L'IMBARAZZO COLOSSALE E IL «CASTIGO DIETRO LA LAVAGNA»
Una piroetta di 180 gradi che in un batter d'occhio non solo ha fatto sciogliere come neve al sole gli allarmi sulla emergenza occupazionale e sul rischio che il Bassanese divenisse un territorio economicamente deprivato: ma che ha pure messo «in un imbarazzo colossale», «roba da castigo dietro la lavagna» tutti i pezzi da novanta che fino a pochi giorni fa avevano in modo quasi ossessivo caldeggiato una opzione speculativa per anni rimasta bloccata «non solo perché ambientalmente insostenibile ma perché contraria alle norme e ai vincoli presenti in nel quadrante orientale di Bassano. E l'elenco di chi «ci ha rimesso la faccia» in questo caso è lungo.

I PEZZI DA NOVANTA
In primis c'è il sindaco Elena Pavan, a capo di una giunta di centrodestra. Con lei c'è l'assessore leghista all'urbanistica Andrea Viero della Lega. E più ci si allontana da via Matteotti più sale il peso specifico «di coloro che hanno avventatamente e inspiegabilmente benedetto una opzione sciagurata». Nella giunta regionale veneta spiccano il governatore leghista Luca Zaia e soprattutto l'assessore alla formazione Elena Donazzan, bassanese doc e vero centravanti di sfondamento del sì senza se e senza ma all'operazione. In consiglio regionale spicca la figura del bassanese leghista Nicola Finco, vicepresidente dell'assise a Venezia.

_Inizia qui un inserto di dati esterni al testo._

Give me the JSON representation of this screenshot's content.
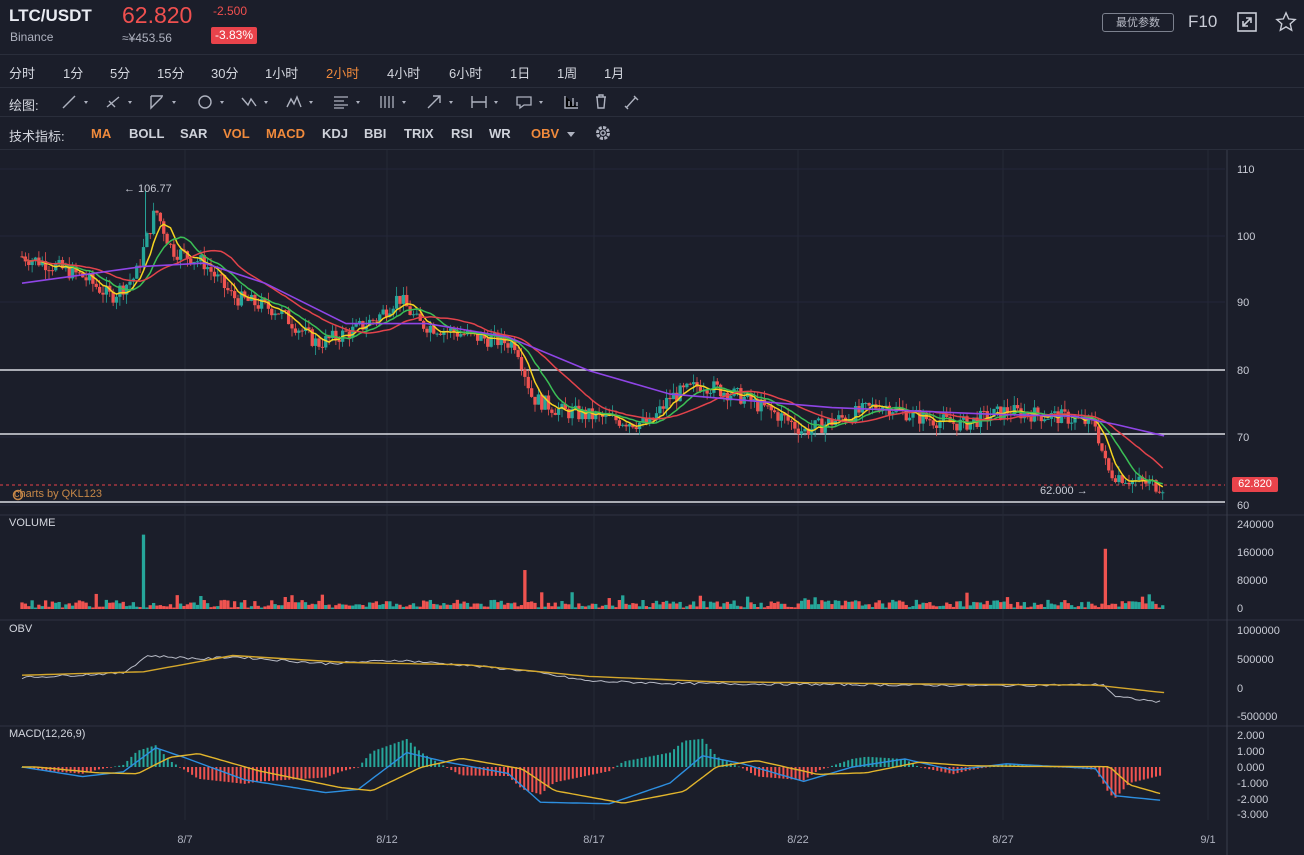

A loro si aggiunge il presidente del mandamento bassanese di Confindustria Alessandro Bordignon, il vero mastino dell'operazione quanto a sostegno incondizionato tanto che il dirigente aveva bollato di ignavia coloro che si erano astenuti contribuendo de facto ad affossare il voto. Un sostegno giunto, non troppo convintamente per vero, pure da Laura Dalla Vecchia (presidente di Confindustria Vicenza, la quale in queste ore se la starebbe prendendo coi consigliori di area Cisl che l'avrebbero spinta su un campo minato senza che la stessa Dalla Vecchia ne fosse davvero convinta) nonché da Marino Smiderle, direttore del GdV, quotidiano che fa capo comunque a Confindustria. Per ultimo ma non da ultimo c'è l'appoggio incondizionato fornito all'operazione Pengo dai vertici della Uilm ossia la sigla dei metalmeccanici della Uil e soprattutto dal segretario generale della Cisl Raffaele Consiglio. Da sempre la Cgil invece è rimasta al di fuori dalla diatriba.

Che cosa abbia spinto tanto avanti i fautori di una operazione già bocciata dagli uffici perché contra legem e già bocciata perché politicamente e ambientalmente insostenibile da ogni amministrazione che per anni dai primi anni Duemila si è succeduta, qualsiasi fosse il colore politico della maggioranza, in via Matteotti questo rimane «un enigma di mezz'estate». L'espressione da giorni circola proprio tra i corridoi di via Matteotti: e nemmeno troppo distante dall'ufficio del primo cittadino.